At this time, I'm very confused because the code that was not changed are also report that erros. I thought that may because in this 3 years the environment of my cluster has changes. After struggling in vain, I made one final attempt, that is add a DEBUGFLAG when compiling:
configure: ./configure FC=/home/opt/intel2020u4/compilers_and_libraries_2020.4.304/linux/bin/intel64/ifort CC=icc MPIFC=mpiifort --with-mpi MPI_INC=/home/opt/intel2020u4/compilers_and_libraries_2020.4.304/linux/mpi/intel64/include in Makefile: DEBUG_COUPLED_FLAG = -check all -debug -g -fp-stack-check -traceback -ftrapuv -xHost -assume byterecl -assume buffered_io -mcmodel=medium -shared-intel
and the The program miraculously returned to normal and I still don't know why.
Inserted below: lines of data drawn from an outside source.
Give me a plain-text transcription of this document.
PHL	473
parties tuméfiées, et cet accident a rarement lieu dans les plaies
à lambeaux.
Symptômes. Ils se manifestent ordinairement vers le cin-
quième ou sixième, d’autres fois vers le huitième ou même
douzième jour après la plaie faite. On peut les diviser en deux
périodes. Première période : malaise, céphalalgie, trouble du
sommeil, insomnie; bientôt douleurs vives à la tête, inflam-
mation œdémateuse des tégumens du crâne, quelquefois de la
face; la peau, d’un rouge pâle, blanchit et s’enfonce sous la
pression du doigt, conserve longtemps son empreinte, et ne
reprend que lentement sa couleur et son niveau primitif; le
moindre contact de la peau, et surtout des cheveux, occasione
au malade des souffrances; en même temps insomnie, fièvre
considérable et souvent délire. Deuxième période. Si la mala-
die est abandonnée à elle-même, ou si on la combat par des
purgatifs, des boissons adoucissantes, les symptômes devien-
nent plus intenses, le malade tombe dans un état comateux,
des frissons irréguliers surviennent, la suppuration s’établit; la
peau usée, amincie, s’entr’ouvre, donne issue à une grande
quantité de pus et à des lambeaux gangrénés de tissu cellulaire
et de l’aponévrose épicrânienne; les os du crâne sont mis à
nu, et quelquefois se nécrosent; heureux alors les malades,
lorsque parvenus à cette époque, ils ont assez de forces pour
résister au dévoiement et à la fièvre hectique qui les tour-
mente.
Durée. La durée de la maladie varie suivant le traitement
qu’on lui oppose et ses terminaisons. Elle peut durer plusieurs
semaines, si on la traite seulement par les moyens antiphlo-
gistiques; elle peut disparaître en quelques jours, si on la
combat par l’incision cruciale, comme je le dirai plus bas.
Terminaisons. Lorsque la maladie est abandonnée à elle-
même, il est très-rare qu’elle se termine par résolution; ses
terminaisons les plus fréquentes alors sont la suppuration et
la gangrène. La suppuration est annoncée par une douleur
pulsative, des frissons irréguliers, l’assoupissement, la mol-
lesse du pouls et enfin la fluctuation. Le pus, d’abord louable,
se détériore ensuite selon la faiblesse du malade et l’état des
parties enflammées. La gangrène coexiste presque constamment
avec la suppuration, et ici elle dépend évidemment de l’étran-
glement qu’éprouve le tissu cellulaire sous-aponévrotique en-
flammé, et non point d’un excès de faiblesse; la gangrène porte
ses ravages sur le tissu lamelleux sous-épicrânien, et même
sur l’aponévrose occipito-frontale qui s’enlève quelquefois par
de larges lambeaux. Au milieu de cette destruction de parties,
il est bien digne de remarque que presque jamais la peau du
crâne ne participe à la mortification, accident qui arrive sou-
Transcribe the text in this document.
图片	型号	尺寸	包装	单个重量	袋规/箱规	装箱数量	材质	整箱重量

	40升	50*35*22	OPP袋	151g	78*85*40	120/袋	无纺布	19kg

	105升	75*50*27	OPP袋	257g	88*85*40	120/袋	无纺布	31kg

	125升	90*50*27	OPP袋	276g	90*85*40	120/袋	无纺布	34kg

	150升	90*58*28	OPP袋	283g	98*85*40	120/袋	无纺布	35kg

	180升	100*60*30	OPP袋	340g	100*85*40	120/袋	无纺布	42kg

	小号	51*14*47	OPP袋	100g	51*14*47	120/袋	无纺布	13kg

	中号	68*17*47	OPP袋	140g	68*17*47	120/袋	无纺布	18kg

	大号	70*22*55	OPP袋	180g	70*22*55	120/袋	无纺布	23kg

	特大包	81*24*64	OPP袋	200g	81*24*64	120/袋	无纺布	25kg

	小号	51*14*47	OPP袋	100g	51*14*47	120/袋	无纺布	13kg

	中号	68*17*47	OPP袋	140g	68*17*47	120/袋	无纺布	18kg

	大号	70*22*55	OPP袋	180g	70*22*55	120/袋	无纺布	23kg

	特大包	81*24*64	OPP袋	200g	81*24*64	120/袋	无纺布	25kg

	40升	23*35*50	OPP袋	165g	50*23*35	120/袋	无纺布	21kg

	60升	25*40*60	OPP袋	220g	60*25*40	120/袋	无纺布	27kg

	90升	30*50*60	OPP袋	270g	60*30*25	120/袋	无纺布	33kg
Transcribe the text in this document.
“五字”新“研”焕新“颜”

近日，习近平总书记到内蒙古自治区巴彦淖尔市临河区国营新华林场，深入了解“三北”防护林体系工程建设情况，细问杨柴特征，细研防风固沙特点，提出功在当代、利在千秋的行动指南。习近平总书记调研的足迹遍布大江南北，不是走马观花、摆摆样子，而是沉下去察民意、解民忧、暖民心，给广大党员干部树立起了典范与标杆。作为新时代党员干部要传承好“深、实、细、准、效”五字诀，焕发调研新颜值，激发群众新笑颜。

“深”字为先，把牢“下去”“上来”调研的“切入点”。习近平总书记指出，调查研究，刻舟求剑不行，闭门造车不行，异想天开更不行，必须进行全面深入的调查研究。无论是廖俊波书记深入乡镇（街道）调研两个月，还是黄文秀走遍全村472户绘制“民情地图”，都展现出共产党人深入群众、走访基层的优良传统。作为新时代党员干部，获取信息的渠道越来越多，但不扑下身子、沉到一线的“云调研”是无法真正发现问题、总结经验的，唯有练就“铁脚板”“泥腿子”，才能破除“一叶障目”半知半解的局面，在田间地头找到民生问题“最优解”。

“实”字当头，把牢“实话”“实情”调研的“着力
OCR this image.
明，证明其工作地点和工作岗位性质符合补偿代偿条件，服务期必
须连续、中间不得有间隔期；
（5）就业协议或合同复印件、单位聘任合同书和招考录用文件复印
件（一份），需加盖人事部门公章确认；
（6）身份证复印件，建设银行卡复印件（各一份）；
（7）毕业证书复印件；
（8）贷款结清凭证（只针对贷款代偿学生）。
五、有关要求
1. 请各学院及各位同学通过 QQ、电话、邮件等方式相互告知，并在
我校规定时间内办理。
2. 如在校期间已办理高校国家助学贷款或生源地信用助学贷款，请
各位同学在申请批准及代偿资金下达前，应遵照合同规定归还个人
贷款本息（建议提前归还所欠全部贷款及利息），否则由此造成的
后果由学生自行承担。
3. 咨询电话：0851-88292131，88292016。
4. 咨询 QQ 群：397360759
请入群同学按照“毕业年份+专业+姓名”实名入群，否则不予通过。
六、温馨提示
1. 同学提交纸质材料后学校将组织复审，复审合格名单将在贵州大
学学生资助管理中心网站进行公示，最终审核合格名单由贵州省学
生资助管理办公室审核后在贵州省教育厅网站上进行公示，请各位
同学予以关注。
Then I rapidly change some codes to output snapshots that I want and it works. I think the error may cause by my cluster not the code, because I have been using SPECFEM3D normally on this cluster for 3years, and recently compiled my code normally on another cluster. I also don’t understand why it can run normally in DEBUG mode
Now, I continue to happily use SPECFEM3D --- in DEBUG mode. I write this to share the my experience recently when using SPECFEM3D on my cluster.
Regards
Jingnan Sun
planetarian@pku.edu.cn